Judge Rules for Woman Prohibited From Displaying Pro-Life Sign
by Steven Ertelt
December 16, 2003
Denver, CO (LifeNews.com) — A federal judge has ruled in favor of a Denver woman who was prohibited from displaying a pro-life sign on a street’s pedestrian overpass to educate drivers about abortion. The woman said Denver police wrongfully prevented her from displaying the sign.
Wendy Faustin and others displayed signs that read "Abortion Kills Children" once a month on a freeway overpass. They started in 1997 and eventually received a citation in August 1998.
In a ruling issued Monday, U.S. District Judge Edward Nottingham said that police were wrong to fine Faustin for displaying the signs and that not allowing her to do so was unconstitutional.
Denver police tried to stop Faustin at least four times, with officers on one occasion thumbing through a city manual in search of a law Faustin might have broken. They couldn’t find one.
The police finally cited Faustin for violating a city law against posting signs on public property: But that charge was dismissed because Faustin didn’t attach the banner to the overpass; she simply held it.

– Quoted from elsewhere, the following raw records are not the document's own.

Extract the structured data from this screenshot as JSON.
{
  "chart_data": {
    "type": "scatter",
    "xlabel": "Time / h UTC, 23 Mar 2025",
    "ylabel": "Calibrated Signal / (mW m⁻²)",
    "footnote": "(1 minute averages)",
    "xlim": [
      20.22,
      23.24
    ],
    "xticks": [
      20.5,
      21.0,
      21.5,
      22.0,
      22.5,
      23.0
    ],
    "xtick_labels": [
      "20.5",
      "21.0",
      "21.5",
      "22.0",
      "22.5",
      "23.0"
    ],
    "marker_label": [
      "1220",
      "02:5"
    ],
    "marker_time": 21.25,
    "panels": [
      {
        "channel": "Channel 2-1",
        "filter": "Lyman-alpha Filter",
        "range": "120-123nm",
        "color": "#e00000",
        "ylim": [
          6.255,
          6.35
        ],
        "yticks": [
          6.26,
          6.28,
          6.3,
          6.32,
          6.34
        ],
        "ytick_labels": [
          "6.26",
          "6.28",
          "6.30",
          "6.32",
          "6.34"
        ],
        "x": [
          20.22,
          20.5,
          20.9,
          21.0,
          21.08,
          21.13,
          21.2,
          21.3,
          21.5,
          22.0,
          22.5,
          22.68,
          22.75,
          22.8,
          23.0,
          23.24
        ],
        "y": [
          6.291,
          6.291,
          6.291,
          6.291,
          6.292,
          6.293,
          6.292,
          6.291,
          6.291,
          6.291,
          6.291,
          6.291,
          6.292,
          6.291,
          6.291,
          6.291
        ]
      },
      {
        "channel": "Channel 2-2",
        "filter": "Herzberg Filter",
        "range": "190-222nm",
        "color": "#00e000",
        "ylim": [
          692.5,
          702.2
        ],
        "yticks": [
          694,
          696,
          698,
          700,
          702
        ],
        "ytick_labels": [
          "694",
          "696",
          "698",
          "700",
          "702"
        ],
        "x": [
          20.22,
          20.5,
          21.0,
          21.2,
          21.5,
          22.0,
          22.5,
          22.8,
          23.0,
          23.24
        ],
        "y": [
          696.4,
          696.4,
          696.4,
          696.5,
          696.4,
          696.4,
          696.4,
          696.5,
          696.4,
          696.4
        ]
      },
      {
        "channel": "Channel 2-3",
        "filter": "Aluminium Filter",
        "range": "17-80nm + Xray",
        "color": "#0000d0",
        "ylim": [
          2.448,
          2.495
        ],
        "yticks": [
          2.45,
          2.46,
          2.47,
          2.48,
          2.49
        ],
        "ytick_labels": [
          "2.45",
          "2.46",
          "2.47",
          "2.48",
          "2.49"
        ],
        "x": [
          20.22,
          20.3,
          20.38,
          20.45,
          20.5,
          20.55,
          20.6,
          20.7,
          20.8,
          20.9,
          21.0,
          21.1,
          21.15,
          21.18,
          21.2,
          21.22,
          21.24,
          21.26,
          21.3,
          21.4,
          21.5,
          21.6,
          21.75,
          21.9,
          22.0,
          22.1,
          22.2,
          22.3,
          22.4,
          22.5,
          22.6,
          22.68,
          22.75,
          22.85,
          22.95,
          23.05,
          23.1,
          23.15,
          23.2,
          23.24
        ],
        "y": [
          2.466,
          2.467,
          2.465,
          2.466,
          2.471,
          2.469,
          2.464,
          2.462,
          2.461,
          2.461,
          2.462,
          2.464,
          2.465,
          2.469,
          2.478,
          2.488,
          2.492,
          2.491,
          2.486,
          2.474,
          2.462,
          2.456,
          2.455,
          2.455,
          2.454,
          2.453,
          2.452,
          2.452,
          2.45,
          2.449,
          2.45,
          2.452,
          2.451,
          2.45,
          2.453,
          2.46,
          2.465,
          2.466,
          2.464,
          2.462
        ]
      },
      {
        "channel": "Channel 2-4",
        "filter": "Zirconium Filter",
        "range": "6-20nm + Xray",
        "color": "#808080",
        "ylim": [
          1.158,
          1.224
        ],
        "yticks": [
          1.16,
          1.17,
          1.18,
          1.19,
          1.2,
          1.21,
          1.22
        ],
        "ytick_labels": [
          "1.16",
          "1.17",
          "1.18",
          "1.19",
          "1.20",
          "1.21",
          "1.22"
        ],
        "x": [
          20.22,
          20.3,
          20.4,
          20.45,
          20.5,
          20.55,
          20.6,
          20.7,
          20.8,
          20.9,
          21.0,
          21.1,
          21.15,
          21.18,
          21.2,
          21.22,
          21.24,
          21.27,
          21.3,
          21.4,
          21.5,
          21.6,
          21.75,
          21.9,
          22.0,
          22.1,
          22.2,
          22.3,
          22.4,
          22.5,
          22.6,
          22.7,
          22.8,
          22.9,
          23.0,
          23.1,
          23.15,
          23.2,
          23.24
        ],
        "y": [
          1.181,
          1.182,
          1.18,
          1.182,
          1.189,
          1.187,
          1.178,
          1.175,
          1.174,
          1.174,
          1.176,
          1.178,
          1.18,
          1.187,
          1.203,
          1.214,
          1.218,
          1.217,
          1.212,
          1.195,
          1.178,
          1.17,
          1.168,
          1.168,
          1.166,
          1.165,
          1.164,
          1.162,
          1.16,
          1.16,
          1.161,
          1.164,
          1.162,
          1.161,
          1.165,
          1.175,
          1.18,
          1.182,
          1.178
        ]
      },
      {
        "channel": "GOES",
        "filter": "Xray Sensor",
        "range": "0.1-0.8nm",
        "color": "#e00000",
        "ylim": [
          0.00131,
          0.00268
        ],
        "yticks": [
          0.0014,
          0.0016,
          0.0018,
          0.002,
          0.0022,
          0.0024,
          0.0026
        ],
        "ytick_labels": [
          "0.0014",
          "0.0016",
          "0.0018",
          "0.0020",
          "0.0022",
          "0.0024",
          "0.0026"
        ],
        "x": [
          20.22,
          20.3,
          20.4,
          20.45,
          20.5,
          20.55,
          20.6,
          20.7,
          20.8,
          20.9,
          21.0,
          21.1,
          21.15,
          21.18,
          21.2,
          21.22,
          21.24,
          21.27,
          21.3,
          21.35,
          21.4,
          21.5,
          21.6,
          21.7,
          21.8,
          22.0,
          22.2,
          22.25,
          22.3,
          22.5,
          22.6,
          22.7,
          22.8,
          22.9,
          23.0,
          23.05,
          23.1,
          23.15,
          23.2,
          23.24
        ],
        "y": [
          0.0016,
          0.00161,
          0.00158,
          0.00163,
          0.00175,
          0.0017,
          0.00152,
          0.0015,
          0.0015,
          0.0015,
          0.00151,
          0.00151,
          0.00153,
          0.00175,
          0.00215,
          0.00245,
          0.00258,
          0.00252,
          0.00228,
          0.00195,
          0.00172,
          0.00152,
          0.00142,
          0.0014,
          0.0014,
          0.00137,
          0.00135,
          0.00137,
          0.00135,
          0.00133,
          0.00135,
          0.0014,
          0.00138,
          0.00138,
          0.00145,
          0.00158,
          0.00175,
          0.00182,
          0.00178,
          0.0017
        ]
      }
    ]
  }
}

The police later said Faustin had violated a state law against outdoor advertising that might distract drivers. But Nottingham said the law is too broad and too vague.
Nottingham asked the city to strike the anti-sign rule from the books and to pay Faustin $1 in damages.
Nottingham originally sided with Faustin and the police department appealed the ruling. The 10th U.S. Circuit Court of Appeals agreed with Nottingham and sent the case back to him to complete.
Faustin told the Associated Press she was happy with the ruling, but said she continued to put up her pro-life signs while the case was in courts and police haven’t bothered her since the case was originally filed.
Before she filed the lawsuit, Faustin gave up holding the banner for several months for fear Denver police would charge her with a crime. That restraint shows the police department had chilled her First Amendment right to free expression, Nottingham said.
He said a public sidewalk such as the one on the overpass traditionally has been considered a forum where members of the public have a constitutional right to express their opinions.